For 10 weeks, from June to August 1965, the St Thomas research centre became the site of Lilly’s most notorious and highly criticised experiment, when his young assistant, Margaret Howe, volunteered to live in confinement with Peter, a bottlenose dolphin. The dolphin house was flooded with water and redesigned for a specific purpose: to allow the 23-year-old Howe and the dolphin to live, sleep, eat, wash and play intimately together. The objective of the experiment was to see whether a dolphin could be taught human speech – a hypothesis that Lilly, in 1960, predicted could be a reality "within a decade or two”.

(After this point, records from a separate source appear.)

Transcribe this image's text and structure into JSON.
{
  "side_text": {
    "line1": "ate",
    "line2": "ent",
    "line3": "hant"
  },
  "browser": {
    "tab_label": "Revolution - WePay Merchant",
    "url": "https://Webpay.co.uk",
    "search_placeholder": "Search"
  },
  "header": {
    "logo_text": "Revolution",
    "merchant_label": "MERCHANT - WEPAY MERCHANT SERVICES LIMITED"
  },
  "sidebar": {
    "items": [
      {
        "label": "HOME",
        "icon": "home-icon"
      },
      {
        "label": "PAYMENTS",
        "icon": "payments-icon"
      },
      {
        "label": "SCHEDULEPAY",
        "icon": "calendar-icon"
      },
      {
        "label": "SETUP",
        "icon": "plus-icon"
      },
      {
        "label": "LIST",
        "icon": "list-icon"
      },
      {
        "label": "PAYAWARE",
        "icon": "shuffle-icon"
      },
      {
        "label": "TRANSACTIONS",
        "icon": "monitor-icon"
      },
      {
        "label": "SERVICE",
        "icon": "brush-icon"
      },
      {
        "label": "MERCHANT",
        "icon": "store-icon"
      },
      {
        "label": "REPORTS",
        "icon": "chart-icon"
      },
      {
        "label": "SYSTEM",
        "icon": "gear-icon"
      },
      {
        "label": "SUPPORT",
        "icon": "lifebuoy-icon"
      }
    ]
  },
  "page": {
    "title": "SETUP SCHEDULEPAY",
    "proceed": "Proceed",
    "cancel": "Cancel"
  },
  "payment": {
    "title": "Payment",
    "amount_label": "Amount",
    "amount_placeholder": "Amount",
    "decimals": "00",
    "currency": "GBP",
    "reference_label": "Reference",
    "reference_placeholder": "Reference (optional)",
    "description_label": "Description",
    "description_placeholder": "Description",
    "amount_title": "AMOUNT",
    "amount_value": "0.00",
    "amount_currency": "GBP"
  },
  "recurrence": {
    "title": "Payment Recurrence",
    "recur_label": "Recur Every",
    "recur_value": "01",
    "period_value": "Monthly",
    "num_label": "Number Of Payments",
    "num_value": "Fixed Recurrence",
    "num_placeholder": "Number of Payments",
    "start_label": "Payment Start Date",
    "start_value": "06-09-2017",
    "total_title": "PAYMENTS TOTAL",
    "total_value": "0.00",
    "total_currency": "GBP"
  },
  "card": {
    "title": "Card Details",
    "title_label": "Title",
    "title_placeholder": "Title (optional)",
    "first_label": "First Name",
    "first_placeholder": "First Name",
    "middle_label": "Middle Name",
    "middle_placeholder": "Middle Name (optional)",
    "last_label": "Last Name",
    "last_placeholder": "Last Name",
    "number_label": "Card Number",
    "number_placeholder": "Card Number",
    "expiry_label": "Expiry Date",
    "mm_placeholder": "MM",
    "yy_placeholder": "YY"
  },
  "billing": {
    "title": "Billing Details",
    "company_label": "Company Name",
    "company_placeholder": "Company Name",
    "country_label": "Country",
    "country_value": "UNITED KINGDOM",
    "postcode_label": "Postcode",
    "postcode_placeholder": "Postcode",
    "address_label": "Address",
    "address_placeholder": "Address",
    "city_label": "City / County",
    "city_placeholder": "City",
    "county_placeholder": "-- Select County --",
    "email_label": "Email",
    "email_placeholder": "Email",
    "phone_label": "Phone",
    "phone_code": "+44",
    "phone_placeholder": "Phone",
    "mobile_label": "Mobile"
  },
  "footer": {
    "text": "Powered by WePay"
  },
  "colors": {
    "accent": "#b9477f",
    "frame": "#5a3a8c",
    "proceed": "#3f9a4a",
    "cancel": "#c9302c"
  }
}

Even dolphin experts who today hold some of Lilly’s other work in high regard believe it was deeply misguided. Media coverage has focused on two things: Howe’s almost total failure to teach Peter to speak; and the reluctant sexual relationship she began with the animal in an effort to put him at his ease. She has not spoken about her experiences for nearly 50 years (to "let [the story] fade”), but earlier this year accepted an interview request by the BBC producer Mark Hedgecoe, who thought it was "the most remarkable story of animal science I had ever heard”.

The result, a documentary called The Girl Who Talked to Dolphins, is set to premiere at Sheffield Doc/Fest and then on BBC Four later this month. Various films and documentaries have dissected some of the baffling, entertaining and ultimately tragic animal-human language experiments offered up by the Sixties and Seventies, most recently James Marsh’s 2011 feature Project Nim, about a chimp raised in a New York family. But what makes the dolphin house story unique is the intensity of the period of interspecies cohabitation. Howe and Peter lived in complete isolation.